Dentre as pontas que enlaço e anoto no meu caderninho, há uma que me é particularmente cara. O hospício, manicômio ou seja lá o que for o recinto onde os cegos foram aprisionados, coaduna-se com o mundo dos leprosos descrito por Italo Calvino no conto “O visconde partido ao Meio, que deu origem à montagem de “Partido”. As coisas pioraram de lá para cá, leitor e leitora. O “mar de leite” e o “mal branco” alastraram-se, o abismo aproximou-se e a vertigem tornou-se bem maior, o que exige mais contundência na fusão entre o teatro e o real, como faz esta montagem do Galpão.


A imaginação do público é convocada para ver como urina do Menino a água que o personagem de Antonio Edson derrama de uma garrafa ou as suas palmas mimetizando os 80 tiros que assam o Ladrão, o que me lembra imediatamente o texto de Clarice Lispector sobre o Mineirinho (1969), criminoso assassinado com 13 tiros. Lá, como cá, é impossível que um destes tiros reproduzidos pela palma do ator não ribombe dentro do peito de cada um dos espectadores, mesmo que ele seja partidário do lema que vige em grande parte das pessoas atuais que se dizem civilizadas: “bandido bom é bandido morto.” Morto-vivo somos todos nós, repito. E ressoa em mim a advertência repetida durante a peça: “não vai ficar tudo bem, não!”, meu caro leitor ou leitora, se não abrirmos os olhos para aquilo que se a ao nosso redor e dentro da gente, desumanizados que estamos pelo capital e pela estupidez generalizada.

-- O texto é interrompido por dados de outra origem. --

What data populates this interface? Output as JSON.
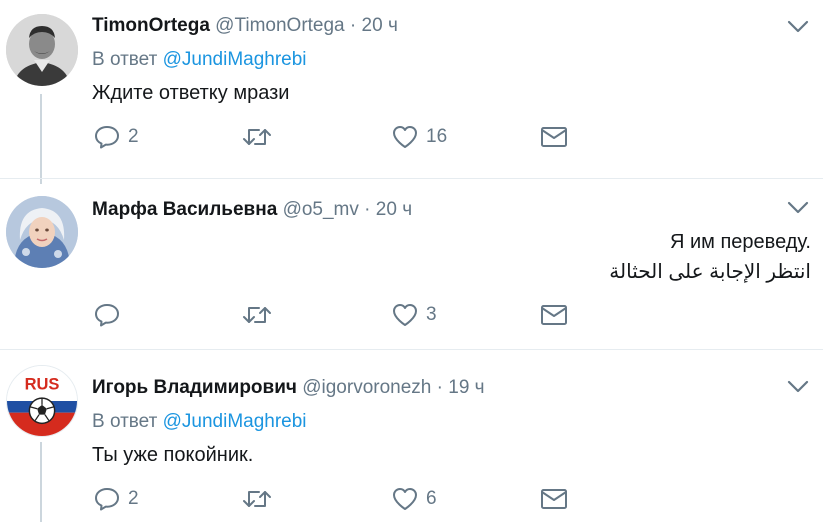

Achar que vai ficar tudo bem é uma espécie de cinismo e cegueira diante do que está acontecendo ao nosso lado, não? Nem a morte iminente do planeta e da nossa espécie causa um mínimo de estupor e espanto. Quando vermos, será tarde, se quisermos ver e reconhecer isto. Eis o ser humano degradado, convertido em animal, cego, sem comida, nu sobre as suas próprias fezes e compelido pelo militar que dirige o recinto macabro concebido por Saramago. A fome avilta, leitor ou leitora. Ninguém é totalmente vil por sua própria natureza, eu acho. E é clara a analogia entre tal ambiente de cegos e as bolhas de fake news e ordens midiáticas que nos convertem em rebanhos dóceis e temerosos de rebelar-nos, de romper o silêncio e de sairmos delas, tal como ao final os cegos relutam em sair de onde estavam, mesmo que o portão esteja aberto e não haja mais vigias.


Acostumados ao nevoeiro e ao mar branco e leitoso, como pus, tememos sair destas bolhas e voltar a enxergar o que está diante de nós. Se tivéssemos consciência de estarmos chegando ao limite mais bestial do homo sapiens-demens e ao fim do mundo, talvez aprendêssemos a ver as coisas, como se as víssemos pela última vez, ainda que tardiamente, e disséssemos uns para os outros aquilo que repetem os cegos que se abraçam, mesmo emporcalhados: “Eu estou aqui, ainda!”. Isso faria bem àqueles que nos sucederão sobre a Terra, e nossos descendentes agradeceriam por ter-lhes deixado o mundo e o humano como heranças, tal como nós o recebemos dos nossos anteados, e poderiam estar por aqui, também.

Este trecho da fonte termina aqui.